The breathing system is also connected to a glass cylinder containing a floating puck, which is set in motion as per the settings for frequency and amplitude. In IPPV mode the frequency selectable ranges from 75 to 240 breaths per minute (BPM). The tidal volume (TV) deliverable is from zero to 10ml. This does not limit the usefulness of the MicroVent 1 to extremely small animals. A switch to HFOV mode changes the frequency range to 750 to 2400 "breaths" or more accurately cycles per minute. The "tidal volume" during HFOV is generally an order of magnitude less than it would be during IPPV and is now used to set up an oscillation of the molecules of gas from the breathing system down to the alveoli. This oscillation helps promote the diffusion of the different gasses in the system. There is a gradient in the partial pressures of oxygen and anesthetic gas in the system from a peak where the fresh gas flows past the patient connection to a low in the alveoli where the concentrations have been decreased by patient uptake. There is also a gradient in the partial pressure of carbon dioxide in the system from a high in the alveoli to a low in the fresh gas stream. The oxygen and anesthetic molecules continually migrate toward the alveoli while the carbon dioxide continually migrates toward the fresh gas stream as they all seek to come into equilibrium within the system.

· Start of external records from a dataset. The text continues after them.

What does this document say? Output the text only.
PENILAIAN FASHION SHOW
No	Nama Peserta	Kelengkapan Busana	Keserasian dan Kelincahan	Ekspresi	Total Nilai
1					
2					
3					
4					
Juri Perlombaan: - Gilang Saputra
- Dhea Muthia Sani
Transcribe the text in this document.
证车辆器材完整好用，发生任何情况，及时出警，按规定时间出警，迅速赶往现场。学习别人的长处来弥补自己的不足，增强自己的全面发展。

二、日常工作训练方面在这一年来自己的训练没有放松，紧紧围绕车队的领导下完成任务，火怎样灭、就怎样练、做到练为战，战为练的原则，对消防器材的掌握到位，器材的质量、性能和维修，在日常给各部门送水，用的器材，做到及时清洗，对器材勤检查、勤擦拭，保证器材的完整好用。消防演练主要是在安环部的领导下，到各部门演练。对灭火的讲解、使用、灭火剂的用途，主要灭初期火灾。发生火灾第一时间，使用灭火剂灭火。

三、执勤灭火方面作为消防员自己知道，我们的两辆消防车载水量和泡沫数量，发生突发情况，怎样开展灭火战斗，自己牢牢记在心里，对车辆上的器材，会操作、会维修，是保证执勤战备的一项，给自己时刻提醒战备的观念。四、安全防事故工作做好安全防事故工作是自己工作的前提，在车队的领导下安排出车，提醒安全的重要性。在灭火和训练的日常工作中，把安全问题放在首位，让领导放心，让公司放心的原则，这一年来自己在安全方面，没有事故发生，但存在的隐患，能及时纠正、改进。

The oscillations are superimposed on the set Mean Paw, "all" the alveoli are held open in virtually a steady state as the frequency is very high and volume of the oscillations is minuscule. The animal now only vibrates slightly. Gas exchange is accomplished by the diffusion of molecules as motivated by the difference in pressure gradients. No longer do you have the gross movement of the respiratory cycle so distracting to the microsurgeon. The animal just lays there as gas exchange proceeds and the operation proceeds uninhibited by movement within the patient.
In addition, depending on the amplitude of each cycle, a value of resulting continuous positive airway pressure, CPAP, can be observed on the pressure manometer. This feature naturally allows and virtually assures that the operator will be implementing lung protective strategies as described by Amato and Ranieri, et al. The alveoli are no longer collapsing on expiration then snapping open again as they expand with each breath. This condition has been shown to cause damage to the alveolar epithelium and endothelium.
Incorporated into the MicroVent 1 is a system that allows you to connect it either directly to vacuum or an active or a passive scavenging system. Placing the Scavenger Select switch in the Active/Passive position directs the waste gasses directly to the scavenging port where you can connect a charcoal canister or an active system that already has a scavenging interface valve in place. Switching to the Vacuum position directs the gasses into an internal open interface system allowing you to connect a vacuum line directly to the scavenging port. In this case the scavenging flow rate is then adjusted on the flow meter on the front panel.